Novamente, o cenário mais provável é: vamos levando até onde der, torcendo para que os efeitos da recessão ajam sobre a escalada dos preços e a cada número da inflação levemente inferior às expectativas ou ao ano anterior, apontamos o dedo e dizemos: eu disse, eu disse, a inflação está caindo! No mês seguinte, estaremos decepcionados.

A grande conclusão é: apesar de muitos acharem que como Lula fez um bom papel em 2003 acalmando os mercado, a história se repetirá. Ledo engano! Os agentes já adaptaram suas expectativas quanto a Lula e para retomar o crescimento econômico não basta somente o gogó agora.
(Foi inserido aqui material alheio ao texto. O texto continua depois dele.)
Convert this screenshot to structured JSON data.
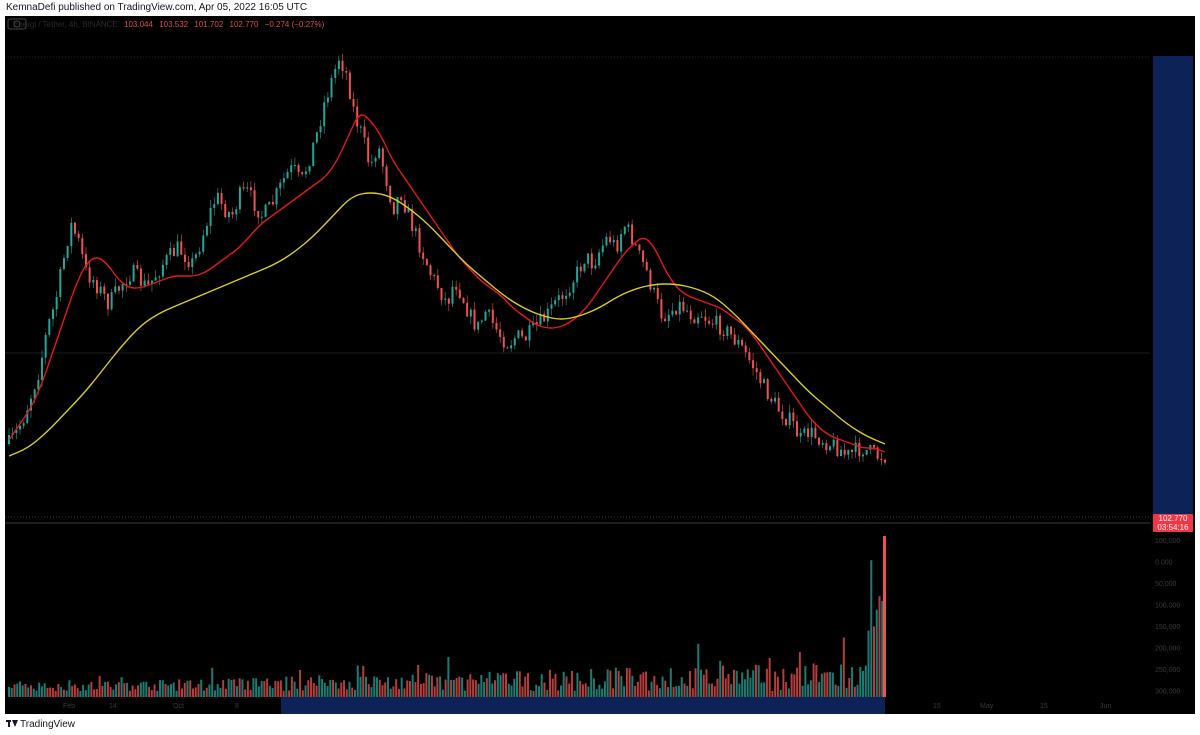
{
  "header": {
    "published": "KemnaDefi published on TradingView.com, Apr 05, 2022 16:05 UTC"
  },
  "legend": {
    "symbol": "Energi / Tether, 4h, BINANCE",
    "open": "103.044",
    "high": "103.532",
    "low": "101.702",
    "close": "102.770",
    "change": "−0.274 (−0.27%)"
  },
  "last_price": {
    "value": "102.770",
    "countdown": "03:54:16"
  },
  "footer": {
    "brand": "TradingView"
  },
  "colors": {
    "background": "#000000",
    "up": "#26a69a",
    "down": "#ef5350",
    "ma_fast": "#e0191f",
    "ma_slow": "#d6cd2a",
    "price_tag": "#f23645",
    "range_highlight": "#0d2358"
  },
  "chart_data": {
    "type": "candlestick",
    "title": "",
    "series": [
      {
        "name": "price",
        "values": [
          0.03,
          0.06,
          0.1,
          0.16,
          0.22,
          0.32,
          0.38,
          0.48,
          0.58,
          0.54,
          0.46,
          0.44,
          0.41,
          0.38,
          0.41,
          0.44,
          0.46,
          0.44,
          0.42,
          0.45,
          0.48,
          0.5,
          0.52,
          0.5,
          0.48,
          0.54,
          0.6,
          0.65,
          0.62,
          0.6,
          0.65,
          0.66,
          0.63,
          0.6,
          0.62,
          0.66,
          0.7,
          0.72,
          0.68,
          0.74,
          0.8,
          0.88,
          0.94,
          1.0,
          0.95,
          0.85,
          0.8,
          0.72,
          0.78,
          0.7,
          0.62,
          0.66,
          0.6,
          0.55,
          0.5,
          0.45,
          0.42,
          0.38,
          0.44,
          0.4,
          0.35,
          0.32,
          0.36,
          0.33,
          0.3,
          0.28,
          0.3,
          0.29,
          0.31,
          0.33,
          0.35,
          0.38,
          0.4,
          0.43,
          0.46,
          0.5,
          0.48,
          0.52,
          0.55,
          0.52,
          0.58,
          0.55,
          0.5,
          0.46,
          0.4,
          0.35,
          0.36,
          0.38,
          0.37,
          0.35,
          0.36,
          0.34,
          0.33,
          0.32,
          0.3,
          0.28,
          0.25,
          0.22,
          0.18,
          0.15,
          0.12,
          0.1,
          0.08,
          0.04,
          0.06,
          0.05,
          0.04,
          0.03,
          0.02,
          0.0,
          0.01,
          0.02,
          0.01,
          0.0,
          0.0
        ]
      },
      {
        "name": "ma_fast",
        "values": [
          0.04,
          0.08,
          0.12,
          0.18,
          0.26,
          0.34,
          0.42,
          0.48,
          0.5,
          0.48,
          0.44,
          0.42,
          0.42,
          0.43,
          0.44,
          0.45,
          0.45,
          0.45,
          0.46,
          0.48,
          0.5,
          0.52,
          0.55,
          0.58,
          0.6,
          0.62,
          0.64,
          0.66,
          0.68,
          0.7,
          0.74,
          0.8,
          0.86,
          0.84,
          0.8,
          0.74,
          0.7,
          0.66,
          0.62,
          0.58,
          0.54,
          0.5,
          0.47,
          0.44,
          0.42,
          0.4,
          0.37,
          0.35,
          0.33,
          0.32,
          0.32,
          0.33,
          0.35,
          0.38,
          0.42,
          0.46,
          0.5,
          0.53,
          0.55,
          0.52,
          0.46,
          0.42,
          0.4,
          0.39,
          0.38,
          0.37,
          0.35,
          0.33,
          0.3,
          0.26,
          0.22,
          0.18,
          0.14,
          0.1,
          0.07,
          0.05,
          0.04,
          0.03,
          0.02,
          0.02,
          0.01
        ]
      },
      {
        "name": "ma_slow",
        "values": [
          0.0,
          0.02,
          0.06,
          0.11,
          0.16,
          0.22,
          0.28,
          0.33,
          0.36,
          0.38,
          0.4,
          0.42,
          0.44,
          0.46,
          0.48,
          0.51,
          0.55,
          0.6,
          0.65,
          0.66,
          0.65,
          0.62,
          0.58,
          0.53,
          0.48,
          0.44,
          0.4,
          0.37,
          0.35,
          0.34,
          0.35,
          0.37,
          0.4,
          0.42,
          0.43,
          0.43,
          0.42,
          0.4,
          0.36,
          0.31,
          0.26,
          0.21,
          0.16,
          0.12,
          0.08,
          0.05,
          0.03
        ]
      }
    ],
    "volume_scale": [
      "100,000",
      "0.000",
      "50,000",
      "100,000",
      "150,000",
      "200,000",
      "250,000",
      "300,000"
    ],
    "x_ticks": [
      "Feb",
      "14",
      "Oct",
      "8",
      "15",
      "May",
      "15",
      "Jun"
    ],
    "grid": false,
    "legend_placement": "top-left"
  }
}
E a confiança que Lula ganhou de todos em 2003, conseguiu perder ao longo dos inúmeros casos em que está envolvido.

E voltemos a 2003. O que Lula fez naquele momento foi assegurar aos agentes econômicos que manteria as políticas já em curso. Agora, Lula precisaria fazer totalmente o oposto. Precisaria mostrar compromisso com políticas econômicas dolorosas e, após um tempo, entregá-las. Enquanto isso, os economistas que o apoiam ainda acreditam que basta gritar: voltei, voltei! que tudo se arruma.

Infelizmente (ou felizmente), a economia é muito mais complexa que isso. Muito mais complicada que tentar se livrar de Sérgio Moro.